Muelle a la eternidad

Muelle a la eternidad

Muelle a la eternidad

Dos pares de pequeñas piernas colgaban del muelle.

De pronto, la niña, con expresión seria en su rostro inquirió a su acompañante:

─¿Puedes guardar un secreto?

─Claro.

Ella comenzó a susurrar al oído de él, y mientras dos ojos de niño se agrandaron con sorpresa, un pequeño rostro se iluminó con una divertida sonrisa cómplice.

[…]

Pasaron sólo 78 años. ¿Qué es el tiempo para una amistad tan pura?

Las piernas de él no eran las mismas. Le costó horrores llegar al muelle y mucho más sentarse. Ella hizo lo propio. Una lágrima corría por la mejilla de la anciana.

─¿Recuerdas cuando éramos niños y te conté mi secreto?

─Por supuesto. Estabas muy bonita.

─Estoy muy triste. Tal vez recuerdes lo que te dije esa tarde.

─¡Claro! Dijiste que sabías cómo hacer para vivir eternamente. Cosas de niños…
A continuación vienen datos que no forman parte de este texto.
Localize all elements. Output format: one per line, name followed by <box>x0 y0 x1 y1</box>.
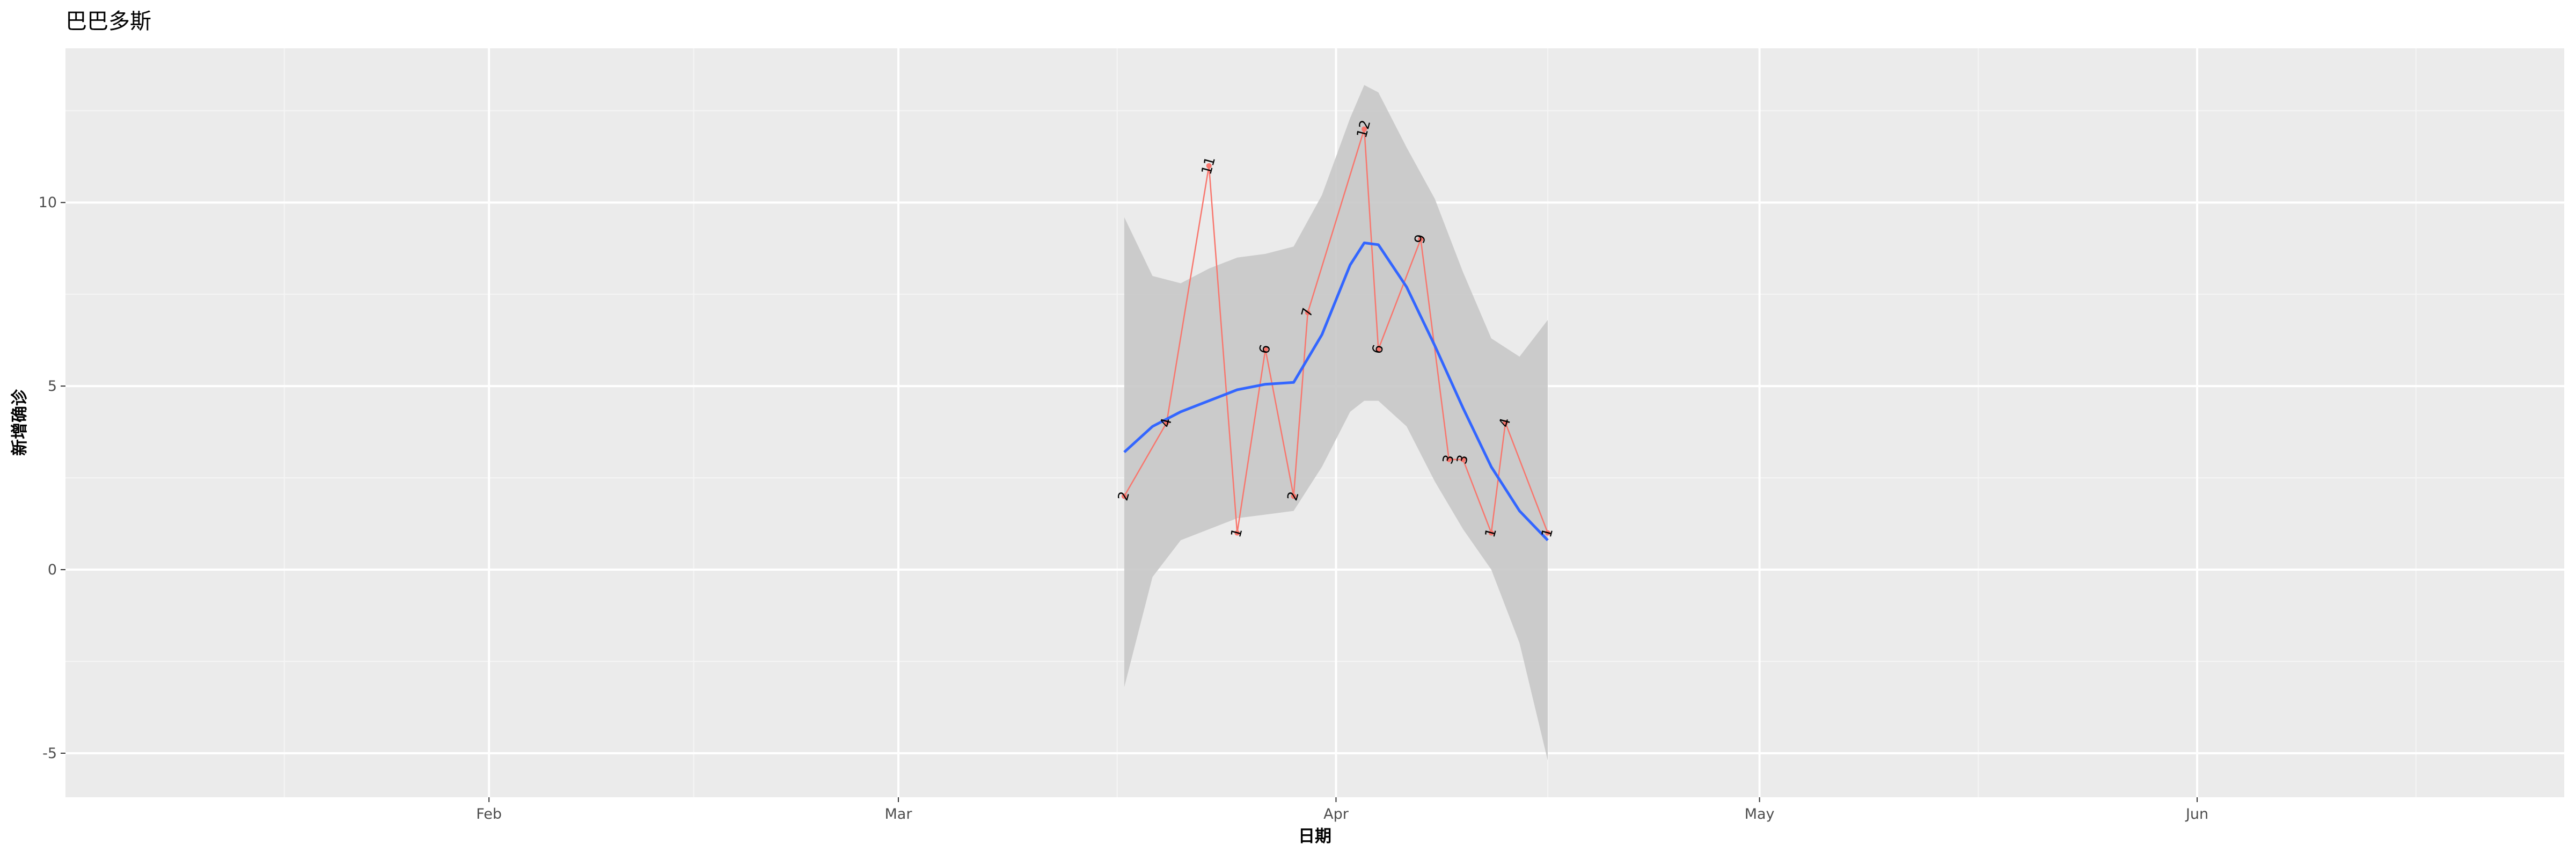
data-label: 1 <box>1228 527 1246 540</box>
data-point <box>1545 530 1551 536</box>
confidence-band-layer <box>1124 85 1548 761</box>
smooth-fit-line <box>1123 241 1549 542</box>
data-label: 2 <box>1115 490 1133 503</box>
data-label: 2 <box>1284 490 1302 503</box>
grid-major <box>65 48 2564 797</box>
data-point <box>1291 493 1297 499</box>
data-point <box>1305 310 1311 316</box>
x-axis: Feb Mar Apr May Jun <box>476 797 2208 822</box>
y-tick-label: 10 <box>39 194 57 211</box>
data-point <box>1262 346 1268 352</box>
data-label: 3 <box>1440 453 1458 466</box>
data-label: 4 <box>1496 416 1514 429</box>
y-axis-title: 新增确诊 <box>10 389 30 456</box>
data-label: 9 <box>1411 233 1429 246</box>
x-tick-label: Feb <box>476 806 502 822</box>
x-axis-title: 日期 <box>1298 827 1331 846</box>
data-label: 6 <box>1256 343 1274 356</box>
data-label: 1 <box>1539 527 1556 540</box>
x-tick-label: Mar <box>885 806 913 822</box>
y-tick-label: 0 <box>48 562 57 578</box>
data-point <box>1418 236 1424 242</box>
chart-title: 巴巴多斯 <box>65 9 151 34</box>
data-point <box>1446 456 1452 462</box>
data-point <box>1460 456 1466 462</box>
data-point <box>1488 530 1494 536</box>
data-label: 7 <box>1299 306 1316 319</box>
y-tick-label: -5 <box>42 745 57 762</box>
data-point <box>1503 420 1509 426</box>
y-tick-label: 5 <box>48 378 57 395</box>
data-point <box>1163 420 1169 426</box>
data-point <box>1234 530 1240 536</box>
data-point <box>1362 126 1367 132</box>
grid-minor <box>65 48 2564 797</box>
data-label: 1 <box>1482 527 1500 540</box>
y-axis: -5 0 5 10 <box>39 194 65 762</box>
points-layer <box>1121 126 1551 536</box>
data-label: 3 <box>1454 453 1472 466</box>
confidence-band <box>1124 85 1548 761</box>
x-tick-label: Apr <box>1323 806 1349 822</box>
data-point <box>1375 346 1381 352</box>
x-tick-label: May <box>1745 806 1775 822</box>
data-point <box>1206 163 1212 169</box>
x-tick-label: Jun <box>2185 806 2208 822</box>
smooth-line-layer <box>1123 241 1549 542</box>
data-label: 6 <box>1369 343 1387 356</box>
data-point <box>1121 493 1127 499</box>
data-label: 4 <box>1158 416 1175 429</box>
─¡Pero era verdad! Y lo más triste; lo que más lamento, es que tal vez pronto pierda tu amistad… ¡Porque no nos queda mucho tiempo y no recuerdo cómo se hacía!

─No te preocupes. Yo también conozco el secreto.

─¿En verdad?

Él comenzó a susurrar al oído de ella, y mientras dos ojos de anciana se agrandaron con sorpresa, un arrugado rostro se iluminó con una divertida sonrisa cómplice.

─Contemos hasta tres:

“A la una… A las dos, y a las…”

[…]

Continúa la búsqueda de los ancianos extraviados en la zona del muelle. Las autoridades presumen que se ahogaron, pero no se han podido encontrar los cuerpos.